R/surrogates_ews.R
In earlywarnings: Early Warning Signals for Critical Transitions in Time Series

Documented in surrogates_ews

#' Surrogates Early Warning Signals
#'
#' \code{\link{surrogates_ews}} is used to estimate distributions of trends in statistical moments from different surrogate timeseries generated after fitting an ARMA(p,q) model on the data. The trends are estimated by the nonparametric Kendall tau correlation coefficient and can be compared to the trends estimated in the original timeseries to produce probabilities of false positives.
#'
#' @param timeseries a numeric vector of the observed univariate timeseries values or a numeric matrix where the first column represents the time index and the second the observed timeseries values. Use vectors/matrices with headings.
#' @param indicator is the statistic (leading indicator) selected for which the surrogate timeseries are produced. Currently, the indicators supported are: \code{ar1} autoregressive coefficient of a first order AR model, \code{sd} standard deviation, \code{acf1} autocorrelation at first lag, \code{sk} skewness, \code{kurt} kurtosis, \code{cv} coeffcient of variation, \code{returnrate}, and \code{densratio} density ratio of the power spectrum at low frequencies over high frequencies.
#' @param winsize is the size of the rolling window expressed as percentage of the timeseries length (must be numeric between 0 and 100). Default valuise 50\%.
#' @param detrending the timeseries can be detrended/filtered prior to analysis. There are three options: \code{gaussian} filtering, \code{loess} fitting, \code{linear} detrending and \code{first-diff}erencing. Default is \code{no} detrending.
#' @param bandwidth is the bandwidth used for the Gaussian kernel when gaussian filtering is selected. It is expressed as percentage of the timeseries length (must be numeric between 0 and 100). Alternatively it can be given by the bandwidth selector \code{\link{bw.nrd0}} (Default).

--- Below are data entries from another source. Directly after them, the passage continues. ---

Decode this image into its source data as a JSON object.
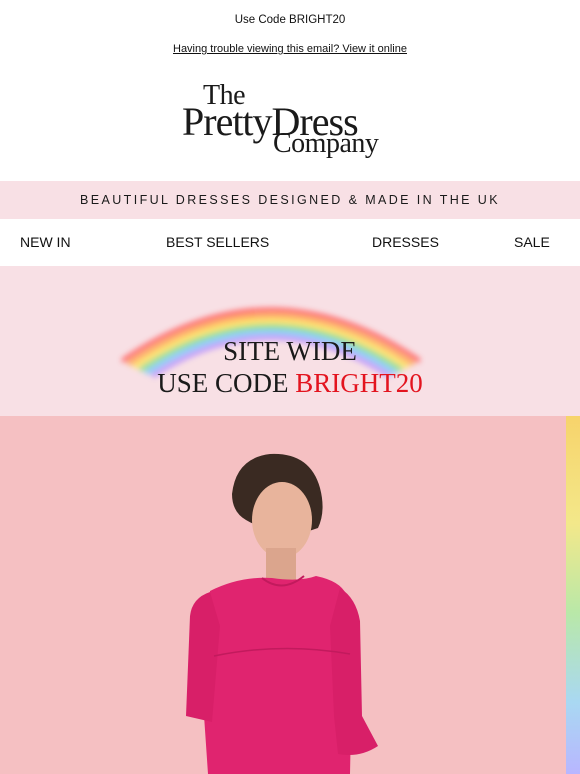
{
  "preheader": {
    "text": "Use Code BRIGHT20"
  },
  "view_online": {
    "text": "Having trouble viewing this email? View it online"
  },
  "logo": {
    "line1": "The",
    "line2": "PrettyDress",
    "line3": "Company"
  },
  "tagline": "BEAUTIFUL DRESSES DESIGNED & MADE IN THE UK",
  "nav": {
    "items": [
      {
        "label": "NEW IN"
      },
      {
        "label": "BEST SELLERS"
      },
      {
        "label": "DRESSES"
      },
      {
        "label": "SALE"
      }
    ]
  },
  "promo": {
    "line1": "SITE WIDE",
    "line2_prefix": "USE CODE ",
    "code": "BRIGHT20",
    "code_color": "#e3141f"
  },
  "hero": {
    "background": "#f5c0c2",
    "dress_color": "#e0246f",
    "icon": "model-in-pink-dress-illustration"
  },
  "colors": {
    "banner_pink": "#f8e0e5",
    "text": "#111111"
  }
}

#' @param span parameter that controls the degree of smoothing (numeric between 0 and 100, Default 25). see more on loess{stats}
#' @param degree the degree of polynomial to be used for when loess fitting is applied, normally 1 or 2 (Default). see more on loess{stats}
#' @param boots the number of surrogate data. Default is 100.

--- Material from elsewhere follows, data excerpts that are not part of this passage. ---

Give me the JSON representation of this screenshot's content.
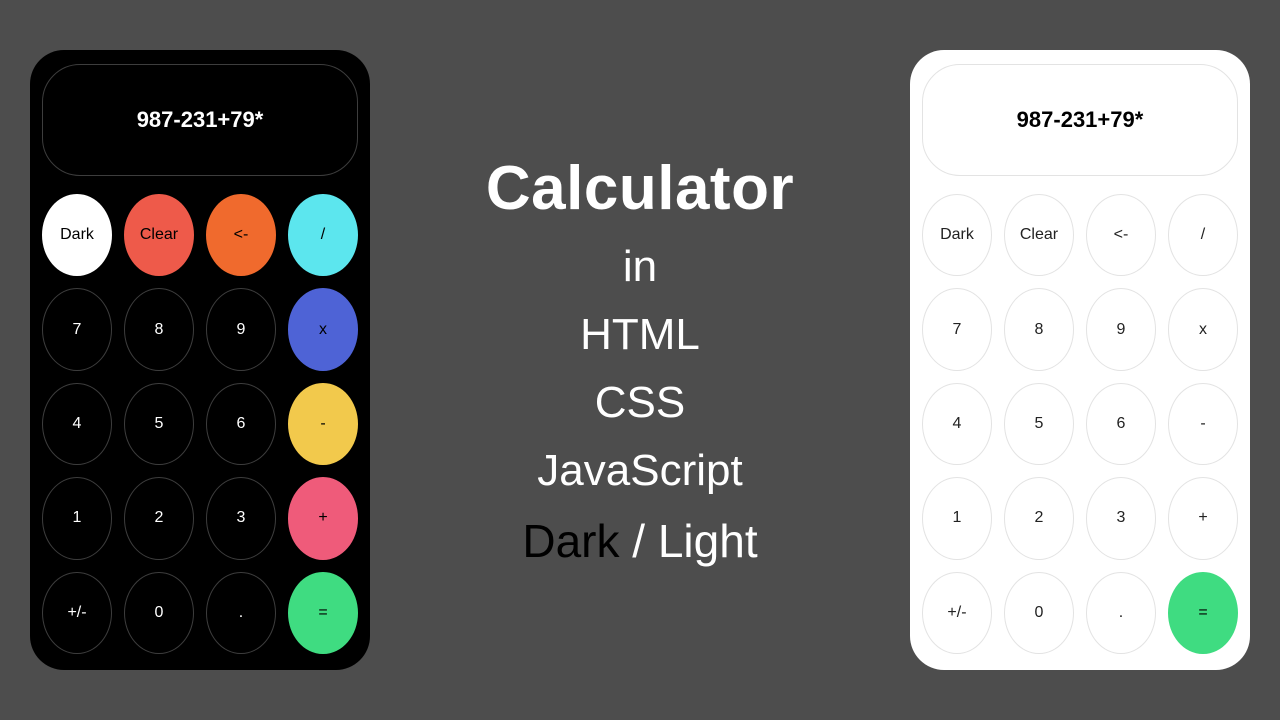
{
  "display_value": "987-231+79*",
  "keys": {
    "theme": "Dark",
    "clear": "Clear",
    "back": "<-",
    "div": "/",
    "d7": "7",
    "d8": "8",
    "d9": "9",
    "mul": "x",
    "d4": "4",
    "d5": "5",
    "d6": "6",
    "sub": "-",
    "d1": "1",
    "d2": "2",
    "d3": "3",
    "add": "+",
    "sign": "+/-",
    "d0": "0",
    "dot": ".",
    "eq": "="
  },
  "title": {
    "main": "Calculator",
    "line2": "in",
    "line3": "HTML",
    "line4": "CSS",
    "line5": "JavaScript",
    "mode_dark": "Dark",
    "mode_sep": " / ",
    "mode_light": "Light"
  }
}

#' @param logtransform logical. If TRUE data are logtransformed prior to analysis as log(X+1). Default is FALSE.
#' @param interpolate logical. If TRUE linear interpolation is applied to produce a timeseries of equal length as the original. Default is FALSE (assumes there are no gaps in the timeseries).
#'
#' @return \code{surrogates_ews} returns a matrix that contains:
#'   Kendall tau estimate original the trends of the original timeseries;
#'   Kendall tau p-value original the p-values of the trends of the original timeseries;
#'   Kendall tau estimate surrogates the trends of the surrogate timeseries;
#'   Kendall tau p-value surrogates the associated p-values of the trends of the surrogate timeseries;
#'   significance p the p-value for the original Kendall tau rank correlation estimate compared to the surrogates;
#'
#' @details In addition, \code{surrogates_ews} returns a plot with the distribution of the surrogate Kendall tau estimates and the Kendall tau estimate of the original series. Vertical lines indicate the 5\% and 95\% significance levels.
#'  
#' @export
#' 
#' @author Vasilis Dakos \email{vasilis.dakos@@gmail.com}
#' @references Dakos, V., et al (2008). 'Slowing down as an early warning signal for abrupt climate change.' \emph{Proceedings of the National Academy of Sciences} 105(38): 14308-14312 
#' 
#' Dakos, V., et al (2012).'Methods for Detecting Early Warnings of Critical Transitions in Time Series Illustrated Using Simulated Ecological Data.' \emph{PLoS ONE} 7(7): e41010. doi:10.1371/journal.pone.0041010 
#' @examples 
#' data(foldbif) 
#' output <- surrogates_ews(foldbif,indicator='sd',winsize=50,detrending='gaussian', bandwidth=10,
#'              boots=200, logtransform=FALSE,interpolate=FALSE)
#' @keywords early-warning
surrogates_ews <- function(timeseries, indicator = c("ar1", "sd", "acf1", "sk", "kurt", 
    "cv", "returnrate", "densratio"), winsize = 50, detrending = c("no", "gaussian", 
    "loess", "linear", "first-diff"), bandwidth = NULL, span = NULL, degree = NULL, 
    boots = 100, logtransform = FALSE, interpolate = FALSE) {
    
    skewness <- moments::skewness
    kurtosis <- moments::kurtosis
    
    timeseries <- data.matrix(timeseries)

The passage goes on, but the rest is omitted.